Travmayı yeniden üretmeden bu tür ağır hikâyeleri aktarmak aslında imkânsız değil, yeter ki çocuk odaklı söylemi doğru kurabilelim. Gazetecinin görevi, yaşanan istismarı sansasyonelleştirmek değil, çocuğun haklarını merkezde tutarak yapısal sorunları görünür kılmak. Olayın detaylarında kaybolmamaya özen göstermek lazım. Sistemdeki açıkları ortaya koymak ve yaşanan ihlalleri anlatmak kamu yararı için gerekli. Anonimlik, özellikle de can güvenliğini tehlikeye atmamak açısından oldukça önemli. Çocuğun adı, kimliği, fotoğrafı, hatta yaşadığı yer gibi onu ifşa edebilecek her türlü bilgi mutlak bir şekilde korunmalı. Bir diğer kritik nokta ise dili özenle seçmek: Çocuğu suçlayıcı, ima eden, sorumluluğu mağdura yükleyen her türlü ifade hem etik açıdan sorunlu hem de çocuk hakları standartlarına aykırı.
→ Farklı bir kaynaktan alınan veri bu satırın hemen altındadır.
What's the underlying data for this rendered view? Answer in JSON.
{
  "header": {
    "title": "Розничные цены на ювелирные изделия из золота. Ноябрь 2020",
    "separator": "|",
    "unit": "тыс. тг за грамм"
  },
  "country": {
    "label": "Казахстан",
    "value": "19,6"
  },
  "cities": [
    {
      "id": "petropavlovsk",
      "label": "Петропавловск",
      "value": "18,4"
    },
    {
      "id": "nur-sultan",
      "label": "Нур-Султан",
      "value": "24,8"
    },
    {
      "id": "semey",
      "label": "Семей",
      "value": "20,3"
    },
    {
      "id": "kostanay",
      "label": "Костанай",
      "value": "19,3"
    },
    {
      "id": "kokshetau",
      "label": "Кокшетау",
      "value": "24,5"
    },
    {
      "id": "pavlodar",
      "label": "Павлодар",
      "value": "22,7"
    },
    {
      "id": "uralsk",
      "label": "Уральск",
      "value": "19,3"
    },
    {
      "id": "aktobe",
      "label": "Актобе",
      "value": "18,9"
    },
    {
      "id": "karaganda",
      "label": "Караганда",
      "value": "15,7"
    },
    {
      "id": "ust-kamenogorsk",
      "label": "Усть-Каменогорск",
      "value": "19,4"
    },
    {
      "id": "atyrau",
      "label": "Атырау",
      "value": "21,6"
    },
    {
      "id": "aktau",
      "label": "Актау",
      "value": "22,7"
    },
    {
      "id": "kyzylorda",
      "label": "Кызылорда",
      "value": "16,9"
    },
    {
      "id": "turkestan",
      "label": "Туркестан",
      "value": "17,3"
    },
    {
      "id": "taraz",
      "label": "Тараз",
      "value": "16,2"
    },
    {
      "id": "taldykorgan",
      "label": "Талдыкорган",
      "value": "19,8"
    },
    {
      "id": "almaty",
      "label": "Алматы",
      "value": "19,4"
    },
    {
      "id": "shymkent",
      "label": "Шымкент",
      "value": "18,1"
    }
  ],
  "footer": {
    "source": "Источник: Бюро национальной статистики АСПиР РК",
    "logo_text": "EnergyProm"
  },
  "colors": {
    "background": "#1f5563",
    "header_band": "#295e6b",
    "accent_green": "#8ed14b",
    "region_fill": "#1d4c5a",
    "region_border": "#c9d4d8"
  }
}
Agos Gazetesi’nde yayımlanan haberle ilgili EMEP Gaziantep milletvekili Sevda Karaca, bağımsız İstanbul milletvekili Mustafa Yeneroğlu ve İyi Parti Grup Başkan Vekili Turhan Çömez tarafından Aile ve Sosyal Hizmetler Bakanı Mahinur Özdemir Göktaş’a yazılı olarak cevaplaması için soru önergesi verildi. Araştırmacı gazetecilikte böyle bir haberin politik hesap verebilirliğin önünü açması sizi umutlandırıyor mu? Yoksa Türkiye’deki medya ekosisteminde bu tür haberlerin sansür ve dezenformasyonla boğulma riski daha mı ağır basıyor?
Haber yayınlanmadan önce gündem yaratacağını tahmin etmiştim, ancak ülkenin yoğun gündemi içinde hak ettiği etkiyi gösterememe ihtimali de doğrusu beni endişelendirmişti. Gazeteciliğin en güzel yanlarından biri şüphesiz ki yaptığımız haberlerle muktedire hesap sorabilmemiz. Mevcut politik iklimde gazetecilik adına çok da umutlanmamızı gerektirecek bir durum olduğunu düşünmüyorum ama umutsuzluğa kapılmanın da alemi yok.
Haberciliğin en baskıcı dönemlerde bile kendine bir yol bulduğunu görüyoruz. Sansür riski her zaman var. Hatta bazen sansürün kendisi haberin etki alanını genişletiyor: Bir haber engellendiğinde, bastırılmaya çalışıldıkça daha fazla kişinin dikkatini çekebiliyor. Sessiz sedasız kaybolacak bir mesele, sansür girişimiyle çok daha geniş bir kesimin gündemine girebiliyor. Bu nedenle baskının özellikle de internet çağında haberi tamamen yok edebileceğine inanmıyorum. Bir şekilde yolunu buluyor ve görünür oluyor. Gerçeklerin er ya da geç ortaya çıkmak gibi bir huyu var, malum!